Le milieu n’est pas facile (luttes de pouvoir, coups bas et une ligne éditoriale sans aucune marge de manœuvre). «On travaillait selon des normes, et on devait parler de ce qu’avait fait Ben Ali, pas les ministres, c’était interdit».

Elle raconte d’ailleurs une anecdote à ce propos qui a failli lui coûter son poste. Après être allée à un évènement où le ministre de la Santé était présent, celui-ci demande à la journaliste une interview qu’elle ne peut refuser. Contactée juste après avoir envoyé les images par sa rédactrice en chef, elle se retrouve soumise à un questionnaire sur les raisons qui ont motivé son acte et un arrêt de travail qui durera plusieurs mois. «C’était la procédure habituelle», déclare Soukaina l’une de ses consœurs, qui en a été aussi été victime pour ses activités syndicales. «On venait à la rédaction mais on ne pouvait rien faire. C’était une façon de nous punir. Cela pouvait durer plusieurs mois». Tout est sujet à un questionnaire destiné à faire pression: le refus de travailler de 14h à minuit ou même une simple contestation. Le sabotage est aussi une pratique courante. Khadija ne partira pas en stage de formation avec la BBC; la rédactrice en chef lui a refusé cela à la dernière minute. Aucune démission possible sous peine d’être fiché et d’avoir un dossier au sein de la police politique, «d’après ce que l’on nous disait», déclare Khadija.

Arrive alors la révolution et la volonté de changer les choses. Khadija reste à son poste, et dès le 15 janvier, elle assure presque 10 heures d’antenne non-stop avec quelques collègues encore sur place. Ils prennent leurs informations du terrain et s’inspirent des autres chaînes de télévision arabe. «Le changement avait déjà commencé les 11 et 12 janvier 2011, les coups de téléphone pleuvaient et on passait ce que disait le ministère de l’Intérieur». La réforme se fait progressivement, reportages, invitations de politologues, Khadija réapprend, d’une certaine façon, tout le métier.
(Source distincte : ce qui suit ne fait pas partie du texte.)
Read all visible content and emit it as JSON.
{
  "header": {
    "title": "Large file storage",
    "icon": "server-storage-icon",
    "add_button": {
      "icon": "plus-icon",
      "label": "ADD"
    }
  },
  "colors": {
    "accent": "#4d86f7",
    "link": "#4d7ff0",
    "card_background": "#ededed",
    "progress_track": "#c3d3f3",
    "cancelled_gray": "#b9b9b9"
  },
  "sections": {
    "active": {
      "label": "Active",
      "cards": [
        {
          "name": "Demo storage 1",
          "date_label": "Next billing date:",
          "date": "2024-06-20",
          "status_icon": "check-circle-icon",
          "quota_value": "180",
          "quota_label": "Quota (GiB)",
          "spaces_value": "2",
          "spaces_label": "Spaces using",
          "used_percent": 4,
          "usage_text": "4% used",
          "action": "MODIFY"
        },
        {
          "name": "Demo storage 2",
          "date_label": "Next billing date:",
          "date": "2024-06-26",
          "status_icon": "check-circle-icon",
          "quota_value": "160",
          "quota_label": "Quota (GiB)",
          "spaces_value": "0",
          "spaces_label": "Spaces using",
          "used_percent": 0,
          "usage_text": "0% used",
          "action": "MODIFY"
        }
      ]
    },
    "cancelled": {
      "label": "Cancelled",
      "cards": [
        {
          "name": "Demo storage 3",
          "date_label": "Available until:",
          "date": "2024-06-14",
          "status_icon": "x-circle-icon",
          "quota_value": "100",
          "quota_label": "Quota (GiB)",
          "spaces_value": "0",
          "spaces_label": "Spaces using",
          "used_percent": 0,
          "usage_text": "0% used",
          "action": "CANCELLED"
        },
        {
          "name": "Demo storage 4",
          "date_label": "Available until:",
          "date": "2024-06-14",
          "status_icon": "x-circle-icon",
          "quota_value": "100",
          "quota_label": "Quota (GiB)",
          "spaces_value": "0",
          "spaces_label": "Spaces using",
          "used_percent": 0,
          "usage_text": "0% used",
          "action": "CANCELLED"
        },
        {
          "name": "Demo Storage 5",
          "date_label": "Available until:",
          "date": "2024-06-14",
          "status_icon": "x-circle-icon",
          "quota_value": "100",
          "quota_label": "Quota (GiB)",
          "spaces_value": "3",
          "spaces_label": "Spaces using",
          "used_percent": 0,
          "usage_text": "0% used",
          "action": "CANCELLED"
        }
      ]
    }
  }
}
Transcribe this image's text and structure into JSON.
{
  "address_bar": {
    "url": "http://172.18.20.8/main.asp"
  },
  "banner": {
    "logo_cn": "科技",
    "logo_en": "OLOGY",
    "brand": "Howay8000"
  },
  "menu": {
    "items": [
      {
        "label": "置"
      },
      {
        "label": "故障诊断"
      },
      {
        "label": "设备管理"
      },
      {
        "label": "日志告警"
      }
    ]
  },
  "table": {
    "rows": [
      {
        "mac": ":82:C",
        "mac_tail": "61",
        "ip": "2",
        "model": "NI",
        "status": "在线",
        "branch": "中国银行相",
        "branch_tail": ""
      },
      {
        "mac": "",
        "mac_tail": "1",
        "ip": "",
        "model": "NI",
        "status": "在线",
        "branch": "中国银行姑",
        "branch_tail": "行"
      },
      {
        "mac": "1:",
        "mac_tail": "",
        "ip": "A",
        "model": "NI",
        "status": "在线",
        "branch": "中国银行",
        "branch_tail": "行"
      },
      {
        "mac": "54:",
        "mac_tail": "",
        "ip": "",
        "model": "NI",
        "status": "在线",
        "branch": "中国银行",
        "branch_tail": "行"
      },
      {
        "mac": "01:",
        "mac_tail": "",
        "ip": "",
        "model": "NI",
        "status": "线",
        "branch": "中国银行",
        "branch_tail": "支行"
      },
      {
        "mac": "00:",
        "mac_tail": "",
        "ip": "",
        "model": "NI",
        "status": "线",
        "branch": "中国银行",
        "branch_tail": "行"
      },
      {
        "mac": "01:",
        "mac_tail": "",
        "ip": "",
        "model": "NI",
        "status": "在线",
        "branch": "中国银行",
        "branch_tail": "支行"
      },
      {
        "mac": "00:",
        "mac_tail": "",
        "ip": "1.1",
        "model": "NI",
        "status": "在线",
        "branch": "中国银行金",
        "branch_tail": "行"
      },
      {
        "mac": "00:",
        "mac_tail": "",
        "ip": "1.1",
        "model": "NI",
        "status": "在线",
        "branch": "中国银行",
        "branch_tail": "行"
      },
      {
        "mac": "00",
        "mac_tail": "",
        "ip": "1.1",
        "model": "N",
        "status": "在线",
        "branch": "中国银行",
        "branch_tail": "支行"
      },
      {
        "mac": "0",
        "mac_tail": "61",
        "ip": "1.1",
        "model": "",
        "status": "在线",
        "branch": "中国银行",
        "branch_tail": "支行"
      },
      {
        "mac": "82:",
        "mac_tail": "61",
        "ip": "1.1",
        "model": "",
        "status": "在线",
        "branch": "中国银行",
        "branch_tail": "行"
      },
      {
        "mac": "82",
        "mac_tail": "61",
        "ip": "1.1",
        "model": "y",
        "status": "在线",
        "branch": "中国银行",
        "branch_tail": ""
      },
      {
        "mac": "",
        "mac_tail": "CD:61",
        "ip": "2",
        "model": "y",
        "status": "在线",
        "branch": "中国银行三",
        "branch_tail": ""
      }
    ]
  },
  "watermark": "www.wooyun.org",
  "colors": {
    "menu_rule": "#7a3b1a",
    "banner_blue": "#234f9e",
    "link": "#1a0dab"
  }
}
Malgré une montée en flèche de l’audience (38% du taux d’audience selon SIGMA conseil), le 20h ne satisfait pas tout le monde. Un sit-in devant l’édifice commence fin février 2012. Harcèlement, querelles et pressions commencent. On reproche à la télévision nationale une ligne éditoriale tendancieuse et certains veulent la «purifier» et «la nettoyer des anciens propagandistes de Ben Ali». La question se pose pour Khadija et ses confrères: jusqu’à quel point étaient-elles responsables de la désinformation et de la propagande de Ben Ali ? Comment ne pas se taire lorsque votre poste était sans cesse sur la sellette ? Victime d’une campagne de diffamation où elle est directement visée sur Facebook, Khadija résiste ; pour elle, les revendications sont injustifiées : «Nous discutons ensemble de la hiérarchie des sujets en conférence de rédaction. Certes nous avons fait des erreurs, parfois le gouvernement n’apparaît qu’en troisième position dans les informations alors que l’actualité est chaude, mais c’est normal, nous sommes encore en train d’apprendre».

Malgré une résistance, la déclaration à la télévision de Zied El Hani, journaliste et membre du SNJT (Syndicat National des Journalistes Tunisiens), «les anciens présentateurs de la télévision nationale doivent se retirer pour ne pas faire de mal aux familles des martyrs», l’a fait changer d’avis. «Cette personne était supposée nous défendre face aux déclarations de Lotfi Zitoun et au lieu de cela, il a tenu des propos similaires». Elle rend les armes avec deux de ses consœurs, Naima Abdallah et Insaf Ben Moussa. Son visage n’apparaîtra plus sur le petit écran à partir du 27 avril. Elles travailleront toutes les trois dans les coulisses, à la rédaction.

Déçue, Khadija Soua l’est, mais plus par un système qui ne peut pas changer sans une certaine action politique: «Ceux qui ont été de l’ATCE ou pistonnés par l’ancien régime, nous les connaissons mais on ne veut pas les pointer du doigt, ce sont nos confrères, ce n’est pas à nous de faire ça».

Khadija ne regrette pas sa décision, aujourd’hui, elle occupe le poste de rédactrice en chef adjointe et s’occupe directement de l’information. Contrairement à son travail de présentatrice où elle continuait de lire sans vraiment avoir un droit de regard sur l’information, elle se dit épanouie dans un travail qui ressemble finalement plus à du journalisme.